The third reason is simply based on a what if. Saving up for a rainy day. A fear-based reason. Taxation isn’t necessary. If we all considered one another above ourselves, each one, the world might be different. But are we willing to take that risk? Too risky is it, to give up our illusion of individual freedom? To costly, all of our creature comforts? Or is it easier to allow injustice in all its forms to exist, so we can occasionally pick up the phone a donate to some cause to absolve the voices in our head telling us we know the world and ourselves could be better?
The Robin Hood Tax is a failed idea. Mainly because it agrees to the divide already present within America. It simply wants to help bridge the economic divide and minimize the disparity rather than annihilate the disparity all together. It’s soft idealism. Robin Hood is a bad example for wanting to fix things. He simply fought for one side, sure it was the 99 percent, and to be on the side of the 99 percent in this divide, of course is the better option, but isn’t there a third pill we’re missing here? The end of taxation would make a massive dent in this economic behemoth. According to the website, “Simply put, the big idea behind the Robin Hood Tax is to generate hundreds of billions of dollars. That money could provide funding for jobs to kickstart the economy and get America back on its feet. It could help save the social safety net here and around the world.

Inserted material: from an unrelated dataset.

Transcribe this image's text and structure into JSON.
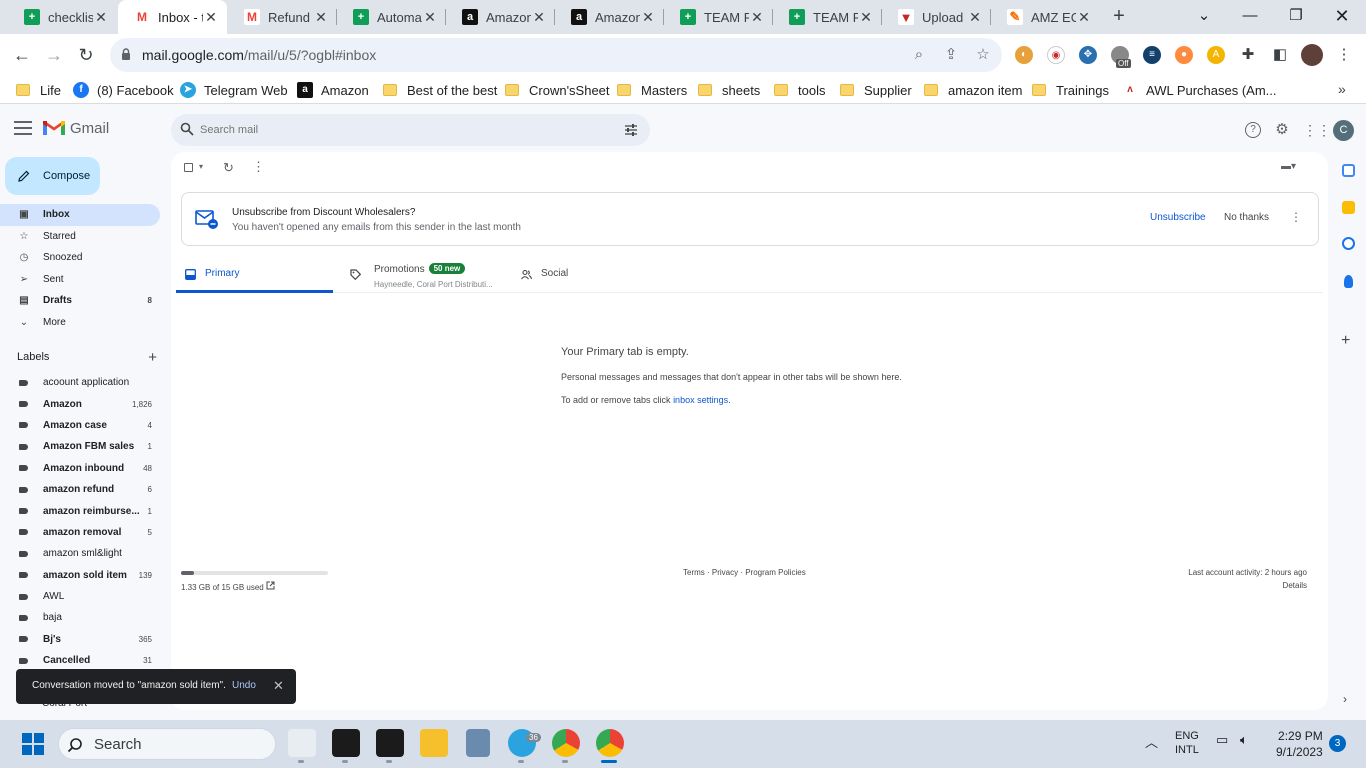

And it will come from fairer taxation of the financial sector.” – See more here. If Cameron misses this point. This rhetoric of austere measures will promote societal breakdown. How so? If we are told that youth and immigrants are the problem it will simply exacerbate the already growing racial divides. In 2013, a poll was taken  on racism in the UK, and over a 1/3 of the English population had confessed to blatant. That same year, over 37,000 hate crimes were race-related. (LINK). Austerity is not the answer, it creates more problems, justifies victimization of the very population Britain needs to restart its economy, and allows for blatant racism.  Does Cameron knows that he is advocating this social gap? If so, he should not be voted in, if he doesn’t, then he definitely should not be voted back in.